Thursday, October 15, 2009

Preppin for Winter

In these parts winter will be here soon. While I have lists of things to accomplish by season that will keep the home in good shape, my health in relatively good shape, and tasks done to prepare for certain types of disaster (ie: fastening down the hot water tank in case of earthquake), there are some crisis situations that are almost guaranteed to happen each winter in our area, namely loss of electricity, wind storms, rain storms, flooding, and snow storms. It only makes sense, therefore, to plan ahead of time for these things that will more than likely occur. Here's what we have done to get ready for this winter:
  • Clean the roof and gutters.
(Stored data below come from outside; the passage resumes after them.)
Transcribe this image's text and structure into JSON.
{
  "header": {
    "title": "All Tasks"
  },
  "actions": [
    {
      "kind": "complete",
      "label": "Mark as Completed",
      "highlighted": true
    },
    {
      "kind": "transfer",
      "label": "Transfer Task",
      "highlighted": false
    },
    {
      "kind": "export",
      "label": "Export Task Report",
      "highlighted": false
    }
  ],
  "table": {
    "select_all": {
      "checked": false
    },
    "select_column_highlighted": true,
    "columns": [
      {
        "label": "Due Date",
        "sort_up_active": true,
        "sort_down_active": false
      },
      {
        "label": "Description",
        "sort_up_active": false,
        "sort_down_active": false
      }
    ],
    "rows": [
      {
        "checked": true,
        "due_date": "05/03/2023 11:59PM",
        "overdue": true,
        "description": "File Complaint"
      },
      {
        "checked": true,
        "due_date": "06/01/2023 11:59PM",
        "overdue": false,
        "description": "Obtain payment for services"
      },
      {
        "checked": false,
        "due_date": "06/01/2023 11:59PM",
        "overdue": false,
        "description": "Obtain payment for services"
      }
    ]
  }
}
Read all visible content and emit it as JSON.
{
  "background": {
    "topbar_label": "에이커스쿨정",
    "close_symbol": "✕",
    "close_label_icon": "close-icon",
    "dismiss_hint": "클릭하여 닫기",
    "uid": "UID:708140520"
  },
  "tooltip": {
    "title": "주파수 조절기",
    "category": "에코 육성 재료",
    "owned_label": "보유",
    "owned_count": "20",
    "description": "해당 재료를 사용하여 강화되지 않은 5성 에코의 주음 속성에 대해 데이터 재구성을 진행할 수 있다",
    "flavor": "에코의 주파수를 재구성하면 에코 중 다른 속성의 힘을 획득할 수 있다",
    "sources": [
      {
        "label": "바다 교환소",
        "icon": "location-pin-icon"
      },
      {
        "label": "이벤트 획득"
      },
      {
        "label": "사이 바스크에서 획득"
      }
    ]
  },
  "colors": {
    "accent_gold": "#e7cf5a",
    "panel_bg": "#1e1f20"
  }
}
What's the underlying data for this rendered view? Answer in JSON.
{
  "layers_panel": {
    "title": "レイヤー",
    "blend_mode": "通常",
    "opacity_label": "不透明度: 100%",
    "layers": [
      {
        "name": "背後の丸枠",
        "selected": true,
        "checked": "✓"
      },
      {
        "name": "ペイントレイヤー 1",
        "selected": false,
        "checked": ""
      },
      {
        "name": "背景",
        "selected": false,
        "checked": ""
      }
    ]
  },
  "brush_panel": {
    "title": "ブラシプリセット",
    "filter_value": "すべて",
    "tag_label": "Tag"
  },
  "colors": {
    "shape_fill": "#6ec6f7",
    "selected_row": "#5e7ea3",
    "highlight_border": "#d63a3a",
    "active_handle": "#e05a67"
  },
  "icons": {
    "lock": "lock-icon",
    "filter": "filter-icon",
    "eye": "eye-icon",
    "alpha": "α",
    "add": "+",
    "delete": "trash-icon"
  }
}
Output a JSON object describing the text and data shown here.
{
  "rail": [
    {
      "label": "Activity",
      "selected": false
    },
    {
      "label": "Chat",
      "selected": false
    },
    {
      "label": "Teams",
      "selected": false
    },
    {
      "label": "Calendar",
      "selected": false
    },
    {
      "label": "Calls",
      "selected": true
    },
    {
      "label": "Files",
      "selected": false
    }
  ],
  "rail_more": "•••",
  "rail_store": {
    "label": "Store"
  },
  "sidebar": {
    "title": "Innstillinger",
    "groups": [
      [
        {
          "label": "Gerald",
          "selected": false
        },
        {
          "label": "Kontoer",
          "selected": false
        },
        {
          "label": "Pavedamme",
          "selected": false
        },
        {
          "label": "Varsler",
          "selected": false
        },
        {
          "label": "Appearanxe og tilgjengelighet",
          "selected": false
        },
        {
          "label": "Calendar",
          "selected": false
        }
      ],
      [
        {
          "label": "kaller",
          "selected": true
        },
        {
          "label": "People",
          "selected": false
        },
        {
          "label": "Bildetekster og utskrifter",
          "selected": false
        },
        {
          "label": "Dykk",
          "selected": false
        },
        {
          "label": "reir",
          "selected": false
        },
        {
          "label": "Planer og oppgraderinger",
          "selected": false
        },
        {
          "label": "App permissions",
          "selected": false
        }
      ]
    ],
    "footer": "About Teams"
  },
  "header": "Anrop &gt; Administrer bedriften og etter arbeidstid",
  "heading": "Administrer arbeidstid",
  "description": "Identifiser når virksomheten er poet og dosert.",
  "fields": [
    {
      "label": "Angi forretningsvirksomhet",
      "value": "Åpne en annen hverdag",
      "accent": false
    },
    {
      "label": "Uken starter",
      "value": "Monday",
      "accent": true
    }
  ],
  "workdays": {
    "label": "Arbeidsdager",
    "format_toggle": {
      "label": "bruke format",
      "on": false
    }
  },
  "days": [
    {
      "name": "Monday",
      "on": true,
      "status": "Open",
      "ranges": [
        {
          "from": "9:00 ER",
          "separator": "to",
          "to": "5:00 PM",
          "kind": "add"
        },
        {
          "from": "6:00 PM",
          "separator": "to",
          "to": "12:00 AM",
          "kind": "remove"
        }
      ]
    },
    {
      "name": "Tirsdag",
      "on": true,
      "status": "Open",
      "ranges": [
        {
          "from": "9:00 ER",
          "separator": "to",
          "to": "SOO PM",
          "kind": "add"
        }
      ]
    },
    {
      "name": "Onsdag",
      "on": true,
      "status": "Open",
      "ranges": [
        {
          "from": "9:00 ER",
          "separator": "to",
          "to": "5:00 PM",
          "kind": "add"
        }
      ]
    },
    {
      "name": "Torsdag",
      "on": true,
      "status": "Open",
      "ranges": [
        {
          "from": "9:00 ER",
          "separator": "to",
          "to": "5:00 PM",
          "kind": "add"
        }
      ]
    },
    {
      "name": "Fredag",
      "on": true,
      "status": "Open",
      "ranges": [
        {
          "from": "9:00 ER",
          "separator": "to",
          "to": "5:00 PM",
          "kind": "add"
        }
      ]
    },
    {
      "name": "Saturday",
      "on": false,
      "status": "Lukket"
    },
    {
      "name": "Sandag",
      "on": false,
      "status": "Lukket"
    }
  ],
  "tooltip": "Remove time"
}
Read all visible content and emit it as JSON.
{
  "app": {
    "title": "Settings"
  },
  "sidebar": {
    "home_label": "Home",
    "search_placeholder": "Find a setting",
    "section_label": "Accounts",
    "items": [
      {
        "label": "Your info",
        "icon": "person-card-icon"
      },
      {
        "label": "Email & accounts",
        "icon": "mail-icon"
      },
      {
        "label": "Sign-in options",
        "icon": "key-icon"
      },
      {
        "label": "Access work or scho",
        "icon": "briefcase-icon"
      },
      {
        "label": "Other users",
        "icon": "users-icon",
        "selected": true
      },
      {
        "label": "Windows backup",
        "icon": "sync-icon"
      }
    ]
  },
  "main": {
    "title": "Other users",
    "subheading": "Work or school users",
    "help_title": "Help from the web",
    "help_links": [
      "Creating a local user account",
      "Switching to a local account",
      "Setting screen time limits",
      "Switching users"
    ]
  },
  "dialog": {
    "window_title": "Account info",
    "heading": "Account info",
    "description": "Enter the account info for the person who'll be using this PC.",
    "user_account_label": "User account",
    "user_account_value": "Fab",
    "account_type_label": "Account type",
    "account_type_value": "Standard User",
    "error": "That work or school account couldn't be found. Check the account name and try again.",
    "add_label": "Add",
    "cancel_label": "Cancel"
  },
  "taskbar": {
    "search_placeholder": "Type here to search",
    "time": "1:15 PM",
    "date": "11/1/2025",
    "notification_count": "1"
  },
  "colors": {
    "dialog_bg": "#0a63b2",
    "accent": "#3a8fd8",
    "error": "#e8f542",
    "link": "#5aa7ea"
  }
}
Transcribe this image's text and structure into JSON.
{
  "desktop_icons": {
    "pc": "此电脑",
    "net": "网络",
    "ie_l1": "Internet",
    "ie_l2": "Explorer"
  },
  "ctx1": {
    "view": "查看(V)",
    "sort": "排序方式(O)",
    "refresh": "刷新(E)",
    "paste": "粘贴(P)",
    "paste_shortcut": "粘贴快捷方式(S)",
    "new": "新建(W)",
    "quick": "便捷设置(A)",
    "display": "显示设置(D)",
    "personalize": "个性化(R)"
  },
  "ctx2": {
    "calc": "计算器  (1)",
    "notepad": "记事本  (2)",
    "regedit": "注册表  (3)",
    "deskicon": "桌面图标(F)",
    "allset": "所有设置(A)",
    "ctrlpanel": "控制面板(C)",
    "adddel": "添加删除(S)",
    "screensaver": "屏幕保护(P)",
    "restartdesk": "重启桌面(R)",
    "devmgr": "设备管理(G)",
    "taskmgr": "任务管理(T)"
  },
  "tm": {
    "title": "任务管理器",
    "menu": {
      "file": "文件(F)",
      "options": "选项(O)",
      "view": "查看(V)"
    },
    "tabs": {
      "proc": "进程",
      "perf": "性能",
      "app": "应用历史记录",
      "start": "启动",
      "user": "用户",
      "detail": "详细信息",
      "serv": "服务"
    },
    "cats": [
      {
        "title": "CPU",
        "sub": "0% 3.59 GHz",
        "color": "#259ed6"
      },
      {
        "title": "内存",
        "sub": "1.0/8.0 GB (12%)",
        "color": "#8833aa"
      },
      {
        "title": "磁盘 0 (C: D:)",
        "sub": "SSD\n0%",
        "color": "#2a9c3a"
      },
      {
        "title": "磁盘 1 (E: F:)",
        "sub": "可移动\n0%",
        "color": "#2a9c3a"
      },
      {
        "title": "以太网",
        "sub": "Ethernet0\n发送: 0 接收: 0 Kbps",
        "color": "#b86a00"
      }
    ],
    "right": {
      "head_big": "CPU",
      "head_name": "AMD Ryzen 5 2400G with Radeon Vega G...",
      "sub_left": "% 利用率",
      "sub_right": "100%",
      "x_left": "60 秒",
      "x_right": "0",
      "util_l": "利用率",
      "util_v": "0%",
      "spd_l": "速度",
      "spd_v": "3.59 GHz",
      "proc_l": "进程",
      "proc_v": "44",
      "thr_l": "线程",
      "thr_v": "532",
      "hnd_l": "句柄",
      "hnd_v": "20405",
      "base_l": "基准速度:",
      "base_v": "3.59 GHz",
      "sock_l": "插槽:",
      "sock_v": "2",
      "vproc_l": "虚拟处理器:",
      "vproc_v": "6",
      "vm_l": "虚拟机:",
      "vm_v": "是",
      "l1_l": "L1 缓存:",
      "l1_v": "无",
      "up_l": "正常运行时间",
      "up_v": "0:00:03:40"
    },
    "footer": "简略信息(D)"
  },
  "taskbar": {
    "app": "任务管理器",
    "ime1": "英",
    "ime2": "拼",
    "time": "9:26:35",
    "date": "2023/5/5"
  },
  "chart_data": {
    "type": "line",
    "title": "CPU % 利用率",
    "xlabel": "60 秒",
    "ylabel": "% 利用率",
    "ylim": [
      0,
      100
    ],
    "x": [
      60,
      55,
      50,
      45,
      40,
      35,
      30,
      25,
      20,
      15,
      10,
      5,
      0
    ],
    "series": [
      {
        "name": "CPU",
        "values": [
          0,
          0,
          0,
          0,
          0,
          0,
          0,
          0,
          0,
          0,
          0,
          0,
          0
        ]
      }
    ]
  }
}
First to get the moss off then to ensure that the gutters are clear and that water will run off like it should.
  • Cut down an old tree that was near the house and could have fallen on the house given enough wind.
  • Brought everything in that could fly away in a windstorm such as deck chairs, deck table, porch swing, awning, etc.
  • Checked all flashlights (there is one in each room of the house) and ensured they #1, hadn't been removed, and #2, had fresh batteries.
  • Bought more than enough batteries of all sizes for use over the winter.
  • Rotated stored food and water.
  • Rechecked the BOB and the car BOB.
  • Brought in the battery/hand-crank radio so I won't have to dig it out of the emergency supply box when the power goes out.
  • Bought a small, battery-operated digital TV to access news and information during a power outage.
  • Updated the first aid kit (with a healthy helping of flu stuff) since my last bout with the flu kind of depleted these supplies.
  • Fortunately we don't get flooding near the house but I do keep a rake and shovel handy to keep the storm drain grates clear.
  • The snow chains have been dusted off and are ready to use should we get snow.
  • Ensured that we have enough food, toiletries, paper products, and other supplies in case we are snowed in for a couple of weeks like last winter.
  • The wood stove and fireplace are cleaned up and ready to go, along with enough dry fire wood put aside to keep the house warm for a number of weeks if needed.
  • Filled up the propane tank for the gas grill which we cook on if the power goes out.
  • Gasoline has been rotated and filled up (we use this for mowers and tillers during the summer but always keep these gas cans filled up in case we need to use it for the car in an emergency.

That's about it for now. The idea is to prepare for the disasters that are most likely to happen in your area (ie: prep the most for a hurricane if you live in a hurricane-prone area and you know hurricane season is approaching as opposed for preparing for total socio-economic collapse that, while it could happen, is far less likely to happen).